Ugly Betty: "Blackout!"

    Photo from episode guide.

    This week’s episode still had me reeling over the Betty-Matt breakup from last week.  The moment that Betty let him go and hobbled away on her crutches was both touching and indicative of Betty’s burgeoning maturity, but it was still way too sad.  This just can’t be the end of them!  Now that she’s finally, finally over Henry — although she almost destroyed her relationship with Matt in the process — is she just going to give up on love in order to be unselfish?
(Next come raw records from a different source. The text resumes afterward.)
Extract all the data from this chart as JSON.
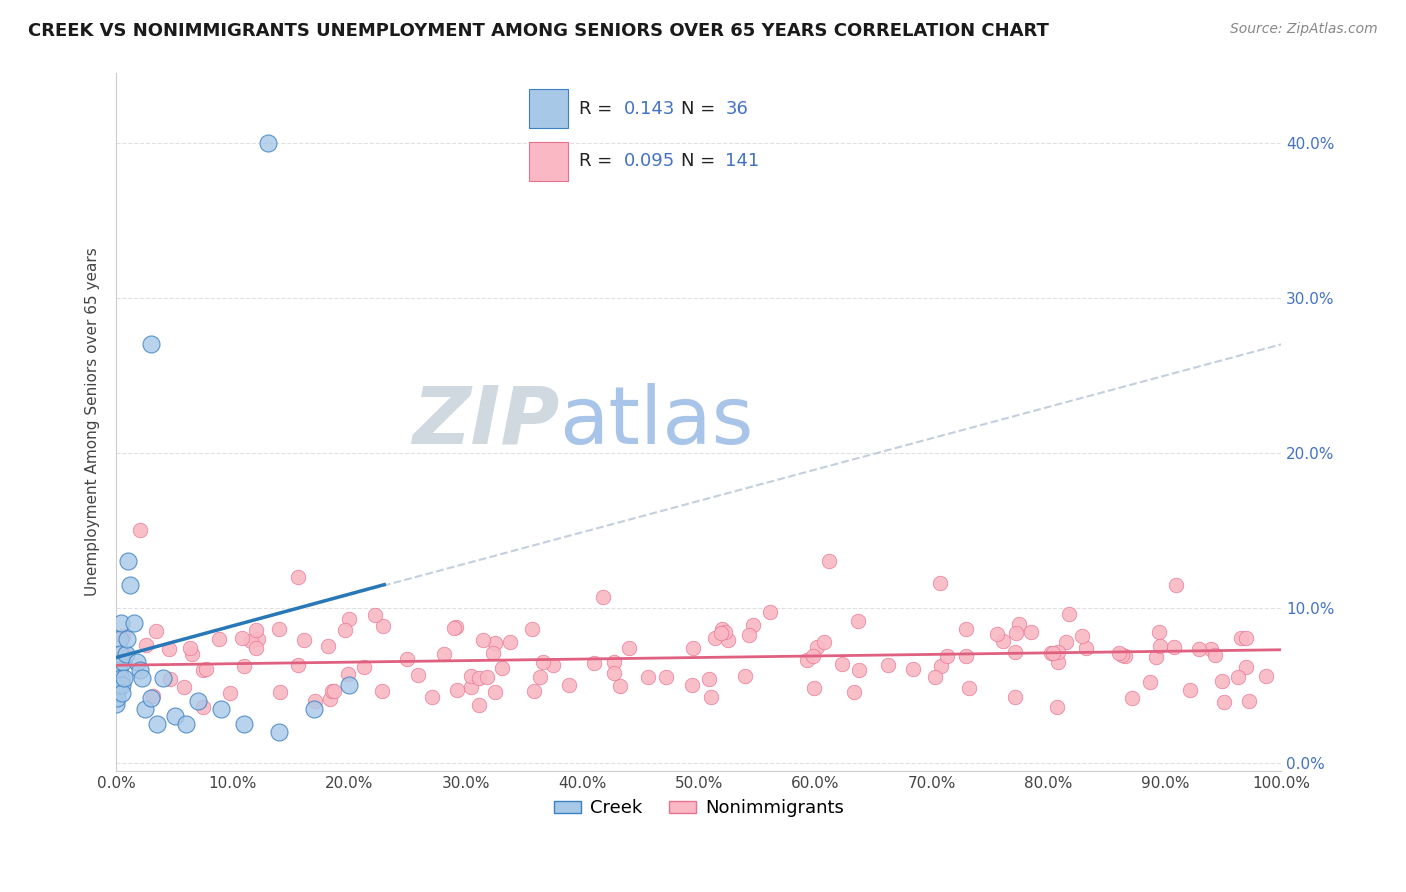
{
  "title": "CREEK VS NONIMMIGRANTS UNEMPLOYMENT AMONG SENIORS OVER 65 YEARS CORRELATION CHART",
  "source": "Source: ZipAtlas.com",
  "ylabel": "Unemployment Among Seniors over 65 years",
  "xlim": [
    0.0,
    1.0
  ],
  "ylim": [
    -0.005,
    0.445
  ],
  "xtick_first": "0.0%",
  "xtick_last": "100.0%",
  "yticks": [
    0.0,
    0.1,
    0.2,
    0.3,
    0.4
  ],
  "yticklabels_right": [
    "0.0%",
    "10.0%",
    "20.0%",
    "30.0%",
    "40.0%"
  ],
  "creek_face_color": "#a8c8e8",
  "creek_edge_color": "#3a7fc1",
  "creek_line_color": "#2878b8",
  "nonimm_face_color": "#f9b8c4",
  "nonimm_edge_color": "#e87090",
  "nonimm_line_color": "#e06080",
  "dashed_line_color": "#b8c8d8",
  "R_creek": 0.143,
  "N_creek": 36,
  "R_nonimm": 0.095,
  "N_nonimm": 141,
  "blue_text_color": "#4472c4",
  "background_color": "#ffffff",
  "grid_color": "#e0e0e0",
  "watermark_ZIP": "ZIP",
  "watermark_atlas": "atlas",
  "watermark_ZIP_color": "#d0d8e0",
  "watermark_atlas_color": "#a8c4e8",
  "legend_label_creek": "Creek",
  "legend_label_nonimm": "Nonimmigrants",
  "title_fontsize": 13,
  "axis_fontsize": 11,
  "legend_fontsize": 13,
  "creek_trend_x0": 0.0,
  "creek_trend_x1": 0.23,
  "creek_trend_y0": 0.068,
  "creek_trend_y1": 0.115,
  "dashed_trend_x0": 0.0,
  "dashed_trend_x1": 1.0,
  "dashed_trend_y0": 0.068,
  "dashed_trend_y1": 0.27,
  "nonimm_trend_x0": 0.0,
  "nonimm_trend_x1": 1.0,
  "nonimm_trend_y0": 0.063,
  "nonimm_trend_y1": 0.073
}
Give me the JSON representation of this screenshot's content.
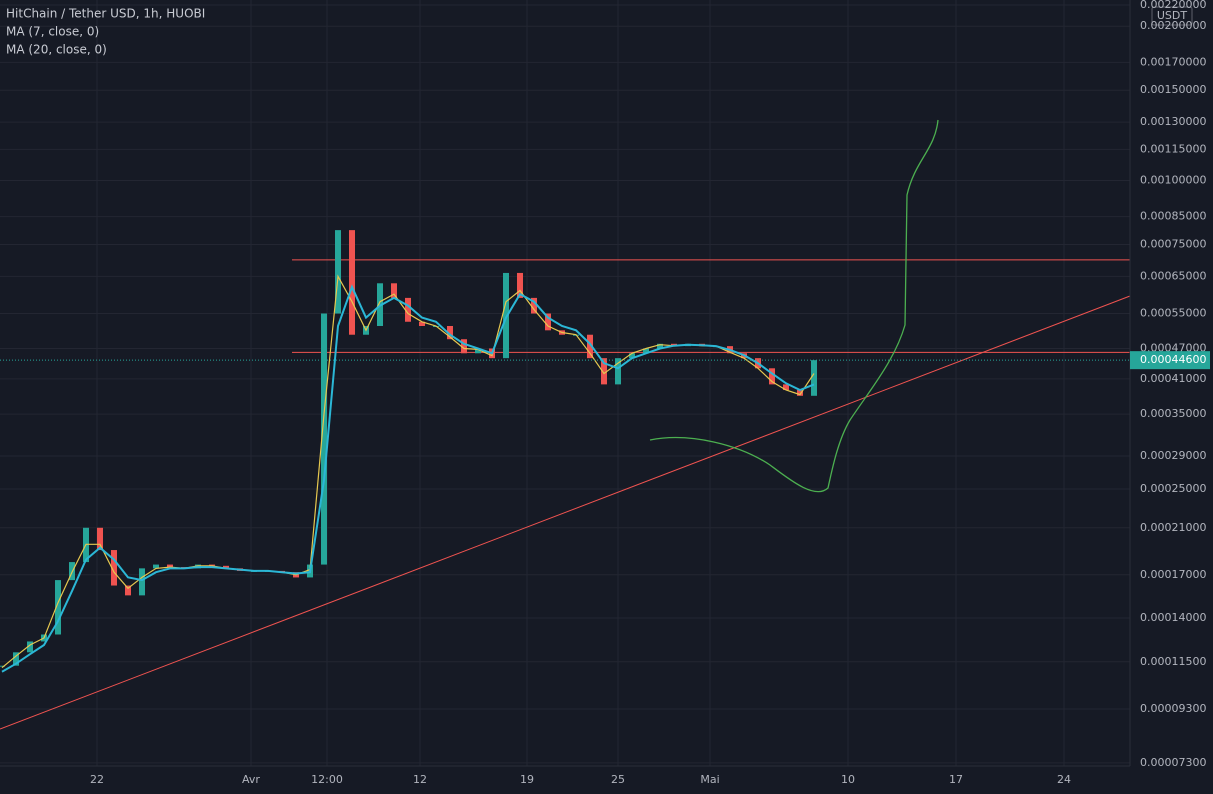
{
  "chart_data": {
    "type": "candlestick",
    "title": "HitChain / Tether USD, 1h, HUOBI",
    "currency": "USDT",
    "log_scale": true,
    "grid": true,
    "up_color": "#26a69a",
    "down_color": "#ef5350",
    "values": [
      0.000113,
      0.00012,
      0.000126,
      0.00013,
      0.000166,
      0.00018,
      0.00021,
      0.00019,
      0.000162,
      0.000155,
      0.000175,
      0.000178,
      0.000176,
      0.000175,
      0.000178,
      0.000177,
      0.000175,
      0.000173,
      0.000173,
      0.000173,
      0.000172,
      0.000168,
      0.000178,
      0.00055,
      0.0008,
      0.0005,
      0.00052,
      0.00063,
      0.00059,
      0.00053,
      0.00052,
      0.00052,
      0.00049,
      0.00046,
      0.00047,
      0.00045,
      0.00066,
      0.00059,
      0.00055,
      0.00051,
      0.0005,
      0.0005,
      0.00045,
      0.0004,
      0.00045,
      0.00046,
      0.00047,
      0.00048,
      0.000475,
      0.00048,
      0.000475,
      0.000475,
      0.00046,
      0.00045,
      0.00043,
      0.0004,
      0.00039,
      0.00038,
      0.000446
    ],
    "series": [
      {
        "name": "MA (7, close, 0)",
        "color": "#e6c84f",
        "values": [
          0.000112,
          0.000118,
          0.000124,
          0.000128,
          0.00015,
          0.000172,
          0.000195,
          0.000195,
          0.000172,
          0.00016,
          0.000168,
          0.000175,
          0.000176,
          0.000175,
          0.000177,
          0.000177,
          0.000175,
          0.000174,
          0.000173,
          0.000173,
          0.000172,
          0.00017,
          0.000174,
          0.00035,
          0.00065,
          0.00058,
          0.00051,
          0.00058,
          0.0006,
          0.00055,
          0.00053,
          0.00052,
          0.000495,
          0.00047,
          0.000468,
          0.000455,
          0.00058,
          0.00061,
          0.00056,
          0.00052,
          0.000505,
          0.0005,
          0.00046,
          0.00042,
          0.00044,
          0.00046,
          0.00047,
          0.000478,
          0.000476,
          0.000478,
          0.000476,
          0.000475,
          0.000462,
          0.00045,
          0.00043,
          0.000405,
          0.00039,
          0.000382,
          0.00042
        ]
      },
      {
        "name": "MA (20, close, 0)",
        "color": "#2bb7d6",
        "values": [
          0.00011,
          0.000114,
          0.000119,
          0.000124,
          0.000138,
          0.000158,
          0.000182,
          0.000192,
          0.000182,
          0.000168,
          0.000166,
          0.000172,
          0.000175,
          0.000175,
          0.000176,
          0.000176,
          0.000175,
          0.000174,
          0.000173,
          0.000173,
          0.000172,
          0.000171,
          0.000172,
          0.00026,
          0.00052,
          0.00062,
          0.00054,
          0.00057,
          0.00059,
          0.00057,
          0.00054,
          0.00053,
          0.0005,
          0.00048,
          0.00047,
          0.00046,
          0.00054,
          0.0006,
          0.00058,
          0.00054,
          0.00052,
          0.00051,
          0.00048,
          0.00044,
          0.00043,
          0.00045,
          0.00046,
          0.00047,
          0.000476,
          0.000478,
          0.000477,
          0.000475,
          0.000467,
          0.000456,
          0.00044,
          0.00042,
          0.000402,
          0.00039,
          0.0004
        ]
      }
    ],
    "last_price": {
      "value": 0.000446,
      "label": "0.00044600"
    },
    "horizontal_lines": [
      0.0007,
      0.000462
    ],
    "trend_line": [
      8.5e-05,
      0.000595
    ],
    "x_labels": [
      "22",
      "Avr",
      "12:00",
      "12",
      "19",
      "25",
      "Mai",
      "10",
      "17",
      "24"
    ],
    "ylim": [
      7.2e-05,
      0.00225
    ],
    "yticks": [
      {
        "value": 0.0022,
        "label": "0.00220000"
      },
      {
        "value": 0.002,
        "label": "0.00200000"
      },
      {
        "value": 0.0017,
        "label": "0.00170000"
      },
      {
        "value": 0.0015,
        "label": "0.00150000"
      },
      {
        "value": 0.0013,
        "label": "0.00130000"
      },
      {
        "value": 0.00115,
        "label": "0.00115000"
      },
      {
        "value": 0.001,
        "label": "0.00100000"
      },
      {
        "value": 0.00085,
        "label": "0.00085000"
      },
      {
        "value": 0.00075,
        "label": "0.00075000"
      },
      {
        "value": 0.00065,
        "label": "0.00065000"
      },
      {
        "value": 0.00055,
        "label": "0.00055000"
      },
      {
        "value": 0.00047,
        "label": "0.00047000"
      },
      {
        "value": 0.00041,
        "label": "0.00041000"
      },
      {
        "value": 0.00035,
        "label": "0.00035000"
      },
      {
        "value": 0.00029,
        "label": "0.00029000"
      },
      {
        "value": 0.00025,
        "label": "0.00025000"
      },
      {
        "value": 0.00021,
        "label": "0.00021000"
      },
      {
        "value": 0.00017,
        "label": "0.00017000"
      },
      {
        "value": 0.00014,
        "label": "0.00014000"
      },
      {
        "value": 0.000115,
        "label": "0.00011500"
      },
      {
        "value": 9.3e-05,
        "label": "0.00009300"
      },
      {
        "value": 7.3e-05,
        "label": "0.00007300"
      }
    ]
  }
}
    On the plus-side of the breakup, though, is Betty’s return to her old downtown apartment (as comfy as the Suarez digs are, it is Manhattan).  But even while she refrains from singing the blues, she still manages to make a Bettytastic mistake by letting a pair of burglars into the building.  It’s an innocent mistake (and what other kind of mistake could Betty make?), but it’s hilariously frustrating and puts her on bad terms with all her neighbors.

    This episode posits some successful returns to the classic, awkward hilarity of the old seasons.  For example, Amanda’s Parent Trap antics with Daniel and Wilhelmina are pretty funny.  Betty singing karaoke was also way overdue.  Seriously, how did that never happen before?  The pure comedy of Betty’s attempt to revive the party coincides with a citywide blackout, or as Amanda puts it, “Betty’s voice brought darkness to the land.”

    All this having been said, I’m not one to exclude the Daniel-Wilhelmina kiss in the elevator.  I have to say I never anticipated this kiss.  It’s inconceivable.  I mean, she was almost married to his father!  Thank goodness the supposed “sexual tension” between the two was the product of the erroneous hypothesizing of an inept couples’ counselor — or was it?  Willie’s glance-over of Daniel’s backside as he bent to pick up a folder has me guessing that there might be some cougar action in the near future, and I’m not sure how I feel about it.

    Overall, it’s a mixed-bag episode for Betty, one that teaches us that with the recent loss of a billionaire boyfriend, one can work toward turning over a new leaf.  But as Marc’s and Betty’s friendship seems to be blossoming, tragedy strikes when Hilda discovers she’s had a miscarriage.  Meanwhile, Justin gains ground in his acting career by making it into an acting class, and Marc is the new Junior Fashion Editor for Mode.

    I guess if it really is the end of Betty and Matt, then let it be a new era of independence for Betty as both an up-and-coming features editor and a single lady.  I feel an “outlook good” floating to the top of Betty’s metaphorical Magic 8 Ball.